While I believe that Stiglitz has his heart in the right place, his head is still well within the confines of the World Bank that he departed from physically several years ago. His recommendations in "Making Globalization Work" are narrow and shallow and will not address the problems with our current form of 'globalization'. His last comment about a "global social compact" reveals his heart. We have the beginnings of that within the UN
Charter, within the Geneva Conventions, within the totality of international law. It is from there that we must work in order to obtain a truly globalized democracy.

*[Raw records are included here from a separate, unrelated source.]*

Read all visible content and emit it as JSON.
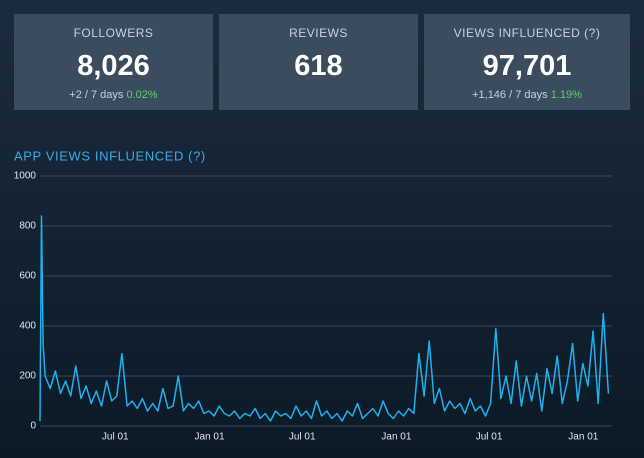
{
  "stats": [
    {
      "label": "FOLLOWERS",
      "value": "8,026",
      "change": "+2 / 7 days",
      "percent": "0.02%"
    },
    {
      "label": "REVIEWS",
      "value": "618"
    },
    {
      "label": "VIEWS INFLUENCED (?)",
      "value": "97,701",
      "change": "+1,146 / 7 days",
      "percent": "1.19%"
    }
  ],
  "chart_data": {
    "type": "line",
    "title": "APP VIEWS INFLUENCED (?)",
    "color": "#1fb1ee",
    "grid": true,
    "xlim": [
      0,
      1117
    ],
    "ylim": [
      0,
      1000
    ],
    "yticks": [
      0,
      200,
      400,
      600,
      800,
      1000
    ],
    "xticks": [
      {
        "value": 147,
        "label": "Jul 01"
      },
      {
        "value": 331,
        "label": "Jan 01"
      },
      {
        "value": 512,
        "label": "Jul 01"
      },
      {
        "value": 696,
        "label": "Jan 01"
      },
      {
        "value": 877,
        "label": "Jul 01"
      },
      {
        "value": 1061,
        "label": "Jan 01"
      }
    ],
    "x": [
      0,
      3,
      6,
      10,
      20,
      30,
      40,
      50,
      60,
      70,
      80,
      90,
      100,
      110,
      120,
      130,
      140,
      150,
      160,
      170,
      180,
      190,
      200,
      210,
      220,
      230,
      240,
      250,
      260,
      270,
      280,
      290,
      300,
      310,
      320,
      330,
      340,
      350,
      360,
      370,
      380,
      390,
      400,
      410,
      420,
      430,
      440,
      450,
      460,
      470,
      480,
      490,
      500,
      510,
      520,
      530,
      540,
      550,
      560,
      570,
      580,
      590,
      600,
      610,
      620,
      630,
      640,
      650,
      660,
      670,
      680,
      690,
      700,
      710,
      720,
      730,
      740,
      750,
      760,
      770,
      780,
      790,
      800,
      810,
      820,
      830,
      840,
      850,
      860,
      870,
      880,
      890,
      900,
      910,
      920,
      930,
      940,
      950,
      960,
      970,
      980,
      990,
      1000,
      1010,
      1020,
      1030,
      1040,
      1050,
      1060,
      1070,
      1080,
      1090,
      1100,
      1110
    ],
    "values": [
      20,
      840,
      330,
      200,
      150,
      220,
      130,
      180,
      120,
      240,
      110,
      160,
      90,
      140,
      80,
      180,
      100,
      120,
      290,
      80,
      100,
      70,
      110,
      60,
      90,
      60,
      150,
      70,
      80,
      200,
      60,
      90,
      70,
      100,
      50,
      60,
      40,
      80,
      50,
      40,
      60,
      30,
      50,
      40,
      70,
      30,
      50,
      20,
      60,
      40,
      50,
      30,
      80,
      40,
      60,
      30,
      100,
      40,
      60,
      30,
      50,
      20,
      60,
      40,
      90,
      30,
      50,
      70,
      40,
      100,
      50,
      30,
      60,
      40,
      70,
      50,
      290,
      120,
      340,
      90,
      150,
      60,
      100,
      70,
      90,
      50,
      110,
      60,
      80,
      40,
      90,
      390,
      110,
      200,
      90,
      260,
      80,
      200,
      100,
      210,
      60,
      230,
      130,
      280,
      90,
      180,
      330,
      100,
      250,
      160,
      380,
      90,
      450,
      130
    ]
  }
}
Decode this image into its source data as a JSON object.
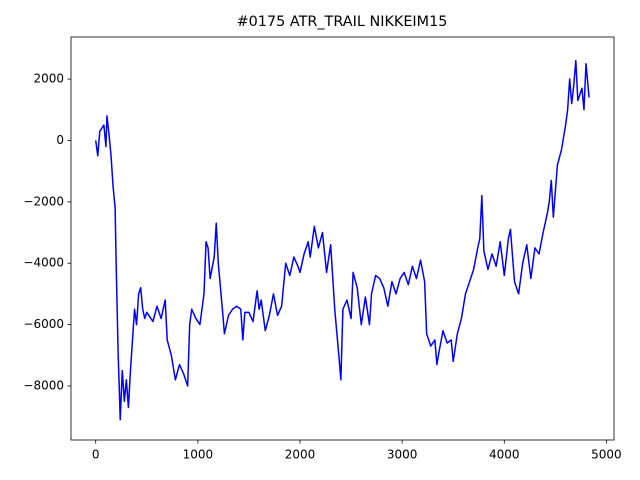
{
  "chart_data": {
    "type": "line",
    "title": "#0175 ATR_TRAIL NIKKEIM15",
    "x": [
      0,
      20,
      40,
      80,
      100,
      110,
      130,
      150,
      170,
      190,
      200,
      210,
      220,
      230,
      240,
      260,
      280,
      300,
      320,
      340,
      360,
      380,
      400,
      420,
      440,
      460,
      480,
      500,
      560,
      600,
      640,
      680,
      700,
      740,
      780,
      820,
      860,
      900,
      920,
      940,
      980,
      1020,
      1060,
      1080,
      1100,
      1120,
      1160,
      1180,
      1200,
      1240,
      1260,
      1300,
      1340,
      1380,
      1420,
      1440,
      1460,
      1500,
      1540,
      1580,
      1600,
      1620,
      1660,
      1700,
      1740,
      1780,
      1820,
      1860,
      1900,
      1940,
      1980,
      2000,
      2040,
      2080,
      2100,
      2140,
      2180,
      2220,
      2260,
      2300,
      2340,
      2380,
      2400,
      2420,
      2460,
      2500,
      2520,
      2560,
      2600,
      2640,
      2680,
      2700,
      2740,
      2780,
      2820,
      2860,
      2900,
      2940,
      2980,
      3020,
      3060,
      3100,
      3140,
      3180,
      3220,
      3240,
      3280,
      3320,
      3340,
      3360,
      3400,
      3440,
      3480,
      3500,
      3540,
      3580,
      3620,
      3660,
      3700,
      3740,
      3760,
      3780,
      3800,
      3840,
      3880,
      3920,
      3960,
      4000,
      4040,
      4060,
      4100,
      4140,
      4180,
      4220,
      4260,
      4300,
      4340,
      4380,
      4420,
      4440,
      4460,
      4480,
      4520,
      4560,
      4600,
      4620,
      4640,
      4660,
      4680,
      4700,
      4720,
      4760,
      4780,
      4800,
      4830
    ],
    "series": [
      {
        "color": "#0000ff",
        "values": [
          0,
          -500,
          300,
          500,
          -200,
          800,
          200,
          -500,
          -1500,
          -2200,
          -4000,
          -5500,
          -7000,
          -8000,
          -9100,
          -7500,
          -8500,
          -7800,
          -8700,
          -7500,
          -6500,
          -5500,
          -6000,
          -5000,
          -4800,
          -5500,
          -5800,
          -5600,
          -5900,
          -5400,
          -5800,
          -5200,
          -6500,
          -7000,
          -7800,
          -7300,
          -7600,
          -8000,
          -6000,
          -5500,
          -5800,
          -6000,
          -5000,
          -3300,
          -3500,
          -4500,
          -3800,
          -2700,
          -4000,
          -5500,
          -6300,
          -5700,
          -5500,
          -5400,
          -5500,
          -6500,
          -5600,
          -5600,
          -5900,
          -4900,
          -5500,
          -5200,
          -6200,
          -5700,
          -5000,
          -5700,
          -5400,
          -4000,
          -4400,
          -3800,
          -4100,
          -4300,
          -3700,
          -3300,
          -3800,
          -2800,
          -3500,
          -3000,
          -4300,
          -3400,
          -5500,
          -7000,
          -7800,
          -5500,
          -5200,
          -5800,
          -4300,
          -4800,
          -6000,
          -5100,
          -6000,
          -5000,
          -4400,
          -4500,
          -4800,
          -5400,
          -4600,
          -5000,
          -4500,
          -4300,
          -4700,
          -4100,
          -4500,
          -3900,
          -4600,
          -6300,
          -6700,
          -6500,
          -7300,
          -6900,
          -6200,
          -6600,
          -6500,
          -7200,
          -6300,
          -5800,
          -5000,
          -4600,
          -4200,
          -3500,
          -3200,
          -1800,
          -3600,
          -4200,
          -3700,
          -4100,
          -3300,
          -4400,
          -3200,
          -2900,
          -4600,
          -5000,
          -4000,
          -3400,
          -4500,
          -3500,
          -3700,
          -3000,
          -2400,
          -2000,
          -1300,
          -2500,
          -800,
          -300,
          500,
          1000,
          2000,
          1200,
          1800,
          2600,
          1300,
          1700,
          1000,
          2500,
          1400
        ]
      }
    ],
    "xlim": [
      -242,
      5074
    ],
    "ylim": [
      -9760,
      3370
    ],
    "xticks": [
      0,
      1000,
      2000,
      3000,
      4000,
      5000
    ],
    "yticks": [
      {
        "value": -8000,
        "label": "−8000"
      },
      {
        "value": -6000,
        "label": "−6000"
      },
      {
        "value": -4000,
        "label": "−4000"
      },
      {
        "value": -2000,
        "label": "−2000"
      },
      0,
      2000
    ]
  }
}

[1] see Book Review “Fair Trade for All

[2] Burman, Stephen. The State of the American Empire – How the USA Shapes the World. University of California Press, 2007. p. 68. A wonderfully informative book I am concurrently reading along with Stiglitz.

Jim Miles is a Canadian educator and a regular contributor/columnist of opinion pieces and book reviews to Palestine Chronicles. His interest in this topic stems originally from an environmental perspective, which encompasses the militarization and economic subjugation of the global community and its commodification by corporate governance and by the American government.